All People's Congress founder Hassan Ayariga released a statement on 22 April calling for the total dismantling of the monopoly governing Ghana's digital lottery, backing President Mahama's review of the NLA-KGL contract but arguing the review does not go far enough.
Ayariga said no single private entity should wield such disproportionate control over a national revenue-generating asset. He said Ghana cannot afford selective enforcement of its own legal framework. He argued the exclusivity arrangement between the National Lottery Authority and KGL Technology Limited stifles innovation and excludes capable Ghanaian businesses, and that the structure may violate the National Lottery Authority Act by transferring operational dominance and financial control to a private company.
The APC issued four specific demands.

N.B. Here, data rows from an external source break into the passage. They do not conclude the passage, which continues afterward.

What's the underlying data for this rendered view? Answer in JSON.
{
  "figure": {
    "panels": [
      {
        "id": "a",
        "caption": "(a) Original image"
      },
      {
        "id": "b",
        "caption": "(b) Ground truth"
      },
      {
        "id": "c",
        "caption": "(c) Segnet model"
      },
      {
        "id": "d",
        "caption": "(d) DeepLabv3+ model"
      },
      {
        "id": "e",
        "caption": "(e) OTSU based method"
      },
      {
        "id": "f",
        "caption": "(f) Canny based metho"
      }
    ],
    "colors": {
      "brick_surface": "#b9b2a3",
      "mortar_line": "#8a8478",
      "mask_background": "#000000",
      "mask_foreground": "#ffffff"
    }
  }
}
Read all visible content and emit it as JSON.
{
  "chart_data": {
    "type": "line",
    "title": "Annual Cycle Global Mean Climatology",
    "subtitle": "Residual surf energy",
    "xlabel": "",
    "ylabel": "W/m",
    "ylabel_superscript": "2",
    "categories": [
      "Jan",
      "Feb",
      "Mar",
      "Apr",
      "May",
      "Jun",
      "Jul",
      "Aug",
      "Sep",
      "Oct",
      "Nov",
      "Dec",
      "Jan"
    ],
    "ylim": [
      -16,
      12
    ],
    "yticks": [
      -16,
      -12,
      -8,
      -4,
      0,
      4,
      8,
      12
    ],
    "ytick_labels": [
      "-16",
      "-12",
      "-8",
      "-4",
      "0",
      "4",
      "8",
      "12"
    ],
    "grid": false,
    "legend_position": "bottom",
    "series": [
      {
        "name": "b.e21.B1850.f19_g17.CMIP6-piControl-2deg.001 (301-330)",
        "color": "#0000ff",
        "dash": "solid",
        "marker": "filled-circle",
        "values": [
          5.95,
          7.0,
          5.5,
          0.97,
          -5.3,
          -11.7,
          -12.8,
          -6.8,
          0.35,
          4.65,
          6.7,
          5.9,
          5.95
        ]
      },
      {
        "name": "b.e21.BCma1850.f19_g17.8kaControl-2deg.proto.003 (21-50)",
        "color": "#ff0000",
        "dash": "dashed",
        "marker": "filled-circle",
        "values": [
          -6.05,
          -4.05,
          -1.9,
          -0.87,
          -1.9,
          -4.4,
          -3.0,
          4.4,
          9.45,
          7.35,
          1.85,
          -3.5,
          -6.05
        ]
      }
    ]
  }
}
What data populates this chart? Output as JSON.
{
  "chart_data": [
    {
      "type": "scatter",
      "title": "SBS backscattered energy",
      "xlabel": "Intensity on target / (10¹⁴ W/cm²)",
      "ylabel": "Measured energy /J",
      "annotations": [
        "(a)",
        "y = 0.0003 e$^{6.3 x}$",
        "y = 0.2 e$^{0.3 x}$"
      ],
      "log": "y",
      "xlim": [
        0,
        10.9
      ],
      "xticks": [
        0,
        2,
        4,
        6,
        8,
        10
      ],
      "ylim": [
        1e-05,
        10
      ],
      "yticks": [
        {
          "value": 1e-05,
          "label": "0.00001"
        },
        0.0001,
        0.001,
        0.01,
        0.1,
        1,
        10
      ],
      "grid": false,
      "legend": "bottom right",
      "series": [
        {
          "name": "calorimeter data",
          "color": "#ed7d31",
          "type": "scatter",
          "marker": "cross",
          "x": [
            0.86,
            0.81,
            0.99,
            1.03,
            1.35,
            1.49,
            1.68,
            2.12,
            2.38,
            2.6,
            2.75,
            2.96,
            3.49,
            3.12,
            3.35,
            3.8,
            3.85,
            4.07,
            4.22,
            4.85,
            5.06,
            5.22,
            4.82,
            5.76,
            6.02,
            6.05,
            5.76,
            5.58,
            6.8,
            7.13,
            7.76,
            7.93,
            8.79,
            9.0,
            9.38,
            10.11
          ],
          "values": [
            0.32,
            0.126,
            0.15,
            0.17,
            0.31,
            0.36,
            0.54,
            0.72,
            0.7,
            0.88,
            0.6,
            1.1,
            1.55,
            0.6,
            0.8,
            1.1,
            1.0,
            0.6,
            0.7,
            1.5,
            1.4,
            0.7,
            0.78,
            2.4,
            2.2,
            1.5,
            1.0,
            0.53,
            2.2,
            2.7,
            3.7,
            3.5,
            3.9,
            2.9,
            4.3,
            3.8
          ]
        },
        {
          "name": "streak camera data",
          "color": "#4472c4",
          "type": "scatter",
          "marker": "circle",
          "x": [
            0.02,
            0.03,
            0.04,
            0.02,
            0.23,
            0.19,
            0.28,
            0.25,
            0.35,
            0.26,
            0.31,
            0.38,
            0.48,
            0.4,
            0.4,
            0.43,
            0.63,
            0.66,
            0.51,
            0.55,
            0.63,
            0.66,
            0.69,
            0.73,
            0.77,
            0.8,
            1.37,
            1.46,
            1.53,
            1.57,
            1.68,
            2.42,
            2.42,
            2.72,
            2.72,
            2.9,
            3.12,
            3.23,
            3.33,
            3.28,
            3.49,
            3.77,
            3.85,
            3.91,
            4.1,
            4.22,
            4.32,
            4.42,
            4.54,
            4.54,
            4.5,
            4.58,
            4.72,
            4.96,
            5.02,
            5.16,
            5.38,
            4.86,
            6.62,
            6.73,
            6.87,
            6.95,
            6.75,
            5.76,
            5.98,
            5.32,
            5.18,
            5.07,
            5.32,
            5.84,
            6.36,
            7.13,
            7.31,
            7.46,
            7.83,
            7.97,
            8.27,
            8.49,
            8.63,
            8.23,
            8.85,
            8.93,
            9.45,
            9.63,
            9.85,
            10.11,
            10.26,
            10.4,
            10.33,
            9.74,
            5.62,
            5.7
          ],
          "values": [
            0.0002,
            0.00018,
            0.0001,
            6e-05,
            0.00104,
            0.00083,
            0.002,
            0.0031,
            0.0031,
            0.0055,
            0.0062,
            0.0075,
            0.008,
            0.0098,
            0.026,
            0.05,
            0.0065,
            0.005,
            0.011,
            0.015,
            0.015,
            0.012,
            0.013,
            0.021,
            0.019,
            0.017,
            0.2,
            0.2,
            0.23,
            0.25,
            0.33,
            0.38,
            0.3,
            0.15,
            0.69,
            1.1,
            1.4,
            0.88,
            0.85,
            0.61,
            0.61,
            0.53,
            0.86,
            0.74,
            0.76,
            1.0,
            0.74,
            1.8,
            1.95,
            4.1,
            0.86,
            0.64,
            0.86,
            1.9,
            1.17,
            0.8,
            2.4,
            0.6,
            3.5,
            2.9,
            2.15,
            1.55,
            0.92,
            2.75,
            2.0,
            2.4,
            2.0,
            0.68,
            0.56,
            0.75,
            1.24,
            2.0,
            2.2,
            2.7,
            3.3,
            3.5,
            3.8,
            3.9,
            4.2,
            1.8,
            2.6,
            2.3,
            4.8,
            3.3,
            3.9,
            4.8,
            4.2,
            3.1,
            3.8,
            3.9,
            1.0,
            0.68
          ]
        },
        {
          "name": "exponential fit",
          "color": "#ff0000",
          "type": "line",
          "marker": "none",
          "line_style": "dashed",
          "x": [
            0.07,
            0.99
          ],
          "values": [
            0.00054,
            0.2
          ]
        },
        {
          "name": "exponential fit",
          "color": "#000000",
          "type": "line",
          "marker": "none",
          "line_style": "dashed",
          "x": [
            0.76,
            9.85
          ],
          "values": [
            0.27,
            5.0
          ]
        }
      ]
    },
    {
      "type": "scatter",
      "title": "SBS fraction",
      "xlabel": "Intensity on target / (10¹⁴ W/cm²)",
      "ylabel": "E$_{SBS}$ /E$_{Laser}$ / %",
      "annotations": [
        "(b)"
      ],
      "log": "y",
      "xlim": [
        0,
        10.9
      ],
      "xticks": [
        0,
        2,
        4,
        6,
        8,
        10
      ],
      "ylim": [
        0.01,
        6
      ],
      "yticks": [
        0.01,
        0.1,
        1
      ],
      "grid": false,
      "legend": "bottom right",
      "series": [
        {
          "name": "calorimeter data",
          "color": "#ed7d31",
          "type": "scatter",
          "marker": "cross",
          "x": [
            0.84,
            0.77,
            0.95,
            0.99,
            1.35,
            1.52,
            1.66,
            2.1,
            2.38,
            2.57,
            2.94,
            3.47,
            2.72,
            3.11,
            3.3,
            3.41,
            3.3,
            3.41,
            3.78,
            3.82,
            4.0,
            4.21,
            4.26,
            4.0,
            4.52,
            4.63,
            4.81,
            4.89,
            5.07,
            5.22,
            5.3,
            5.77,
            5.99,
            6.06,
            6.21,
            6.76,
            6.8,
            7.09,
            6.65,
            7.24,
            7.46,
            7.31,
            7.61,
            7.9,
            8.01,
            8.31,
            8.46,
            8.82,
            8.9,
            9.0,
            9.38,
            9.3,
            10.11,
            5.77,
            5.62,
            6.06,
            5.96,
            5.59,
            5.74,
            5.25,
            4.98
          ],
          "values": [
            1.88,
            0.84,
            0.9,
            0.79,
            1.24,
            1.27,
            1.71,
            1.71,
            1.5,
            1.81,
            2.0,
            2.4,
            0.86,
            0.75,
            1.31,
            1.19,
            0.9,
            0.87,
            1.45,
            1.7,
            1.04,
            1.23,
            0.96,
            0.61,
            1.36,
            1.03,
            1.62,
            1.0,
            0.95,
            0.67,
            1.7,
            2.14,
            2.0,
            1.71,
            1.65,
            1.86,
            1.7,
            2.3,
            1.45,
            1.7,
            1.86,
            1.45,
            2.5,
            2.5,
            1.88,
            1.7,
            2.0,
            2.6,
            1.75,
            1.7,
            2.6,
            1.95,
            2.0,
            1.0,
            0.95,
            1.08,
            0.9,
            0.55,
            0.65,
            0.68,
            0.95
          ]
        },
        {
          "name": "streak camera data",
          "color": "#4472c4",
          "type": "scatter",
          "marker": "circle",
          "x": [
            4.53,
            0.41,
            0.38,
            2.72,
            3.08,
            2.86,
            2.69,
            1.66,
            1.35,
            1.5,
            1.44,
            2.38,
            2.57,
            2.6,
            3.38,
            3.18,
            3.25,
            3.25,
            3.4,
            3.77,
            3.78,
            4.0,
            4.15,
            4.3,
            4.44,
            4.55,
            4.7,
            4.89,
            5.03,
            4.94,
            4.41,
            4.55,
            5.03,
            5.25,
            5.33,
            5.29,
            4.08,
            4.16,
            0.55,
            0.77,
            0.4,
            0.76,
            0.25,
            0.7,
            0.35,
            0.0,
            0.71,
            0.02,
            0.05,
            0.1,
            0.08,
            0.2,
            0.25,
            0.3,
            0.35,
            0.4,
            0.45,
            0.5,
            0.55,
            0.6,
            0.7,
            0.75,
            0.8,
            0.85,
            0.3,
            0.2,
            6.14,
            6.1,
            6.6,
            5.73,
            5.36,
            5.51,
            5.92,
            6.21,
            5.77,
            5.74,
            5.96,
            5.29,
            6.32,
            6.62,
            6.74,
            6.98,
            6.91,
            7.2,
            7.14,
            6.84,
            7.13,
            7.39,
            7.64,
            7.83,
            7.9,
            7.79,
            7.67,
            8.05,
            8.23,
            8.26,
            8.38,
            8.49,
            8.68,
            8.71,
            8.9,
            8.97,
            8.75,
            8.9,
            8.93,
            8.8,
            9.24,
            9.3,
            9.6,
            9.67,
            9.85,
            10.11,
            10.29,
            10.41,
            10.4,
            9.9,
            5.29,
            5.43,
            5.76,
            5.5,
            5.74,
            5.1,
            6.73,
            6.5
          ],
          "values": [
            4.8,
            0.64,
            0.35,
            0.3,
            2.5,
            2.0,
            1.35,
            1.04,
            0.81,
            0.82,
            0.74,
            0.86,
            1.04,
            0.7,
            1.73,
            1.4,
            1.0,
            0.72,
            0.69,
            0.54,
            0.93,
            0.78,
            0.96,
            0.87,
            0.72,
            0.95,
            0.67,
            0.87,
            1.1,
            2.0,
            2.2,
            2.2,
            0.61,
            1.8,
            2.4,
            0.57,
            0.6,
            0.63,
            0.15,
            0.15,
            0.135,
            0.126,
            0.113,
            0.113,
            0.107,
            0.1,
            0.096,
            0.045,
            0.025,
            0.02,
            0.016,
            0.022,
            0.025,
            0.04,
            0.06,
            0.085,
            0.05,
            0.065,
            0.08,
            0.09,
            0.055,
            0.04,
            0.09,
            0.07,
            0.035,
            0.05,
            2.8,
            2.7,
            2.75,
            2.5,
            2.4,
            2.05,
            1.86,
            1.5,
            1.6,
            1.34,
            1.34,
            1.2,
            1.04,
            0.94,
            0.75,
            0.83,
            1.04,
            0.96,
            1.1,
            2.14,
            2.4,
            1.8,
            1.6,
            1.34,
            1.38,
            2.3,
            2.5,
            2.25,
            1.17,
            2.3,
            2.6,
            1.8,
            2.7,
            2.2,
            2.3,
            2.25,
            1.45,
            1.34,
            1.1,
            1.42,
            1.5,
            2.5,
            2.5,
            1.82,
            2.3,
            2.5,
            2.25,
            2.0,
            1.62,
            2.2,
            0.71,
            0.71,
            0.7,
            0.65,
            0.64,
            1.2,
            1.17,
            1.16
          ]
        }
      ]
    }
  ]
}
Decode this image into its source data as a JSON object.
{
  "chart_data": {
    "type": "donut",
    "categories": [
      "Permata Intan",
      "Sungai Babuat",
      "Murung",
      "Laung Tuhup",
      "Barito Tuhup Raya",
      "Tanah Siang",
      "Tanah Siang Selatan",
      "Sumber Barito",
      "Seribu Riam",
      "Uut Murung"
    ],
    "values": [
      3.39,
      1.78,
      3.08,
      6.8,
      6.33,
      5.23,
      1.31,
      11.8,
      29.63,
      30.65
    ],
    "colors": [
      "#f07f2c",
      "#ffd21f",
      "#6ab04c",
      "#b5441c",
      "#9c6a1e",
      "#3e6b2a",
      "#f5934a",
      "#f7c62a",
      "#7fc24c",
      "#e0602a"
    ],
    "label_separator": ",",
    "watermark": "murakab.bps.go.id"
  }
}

Terminate the exclusivity clauses. Open the digital lottery ecosystem through competitive licensing. Ensure revenue accountability under NLA oversight. And guarantee equal opportunities for local tech firms.
What Mahama's committee actually found
President Mahama issued the review directive on 24 December 2025 through a letter from Executive Secretary Dr Callistus Mahama. The review committee reported in April 2026 that the current agreement terms are not illegal, but that the revenue-sharing structure is not financially advantageous to the Republic. Mahama ordered immediate renegotiation.
The financial concern is specific. KGL's gross lottery revenue in 2024 was GH¢3 billion. The NLA received GH¢157.6 million — 5.2 percent. Under the original 2019 contract terms, the NLA would have received GH¢600 million at 20 percent of gross.
KGL Group Executive Chairman Alex Dadey announced on 16 April that the company would pay GH¢153 million in corporate income tax and welcomed the renegotiation directive, saying periodic renegotiation is already part of the contract.
The distance between the three positions
The government wants the terms renegotiated. KGL says the terms can be renegotiated. Ayariga says renegotiation is the wrong goal — the monopoly itself is the problem, and competitive licensing is the fix.
These are three different ends. A renegotiation that lifts the NLA's share from 5.2 percent to something closer to the original 20 percent would satisfy the first two. It would not satisfy Ayariga, because the structure — one company controlling the digital lottery channel — would remain intact. Whether the government's renegotiation is a reset of economics or a reset of structure is the next question, and it has not been answered publicly.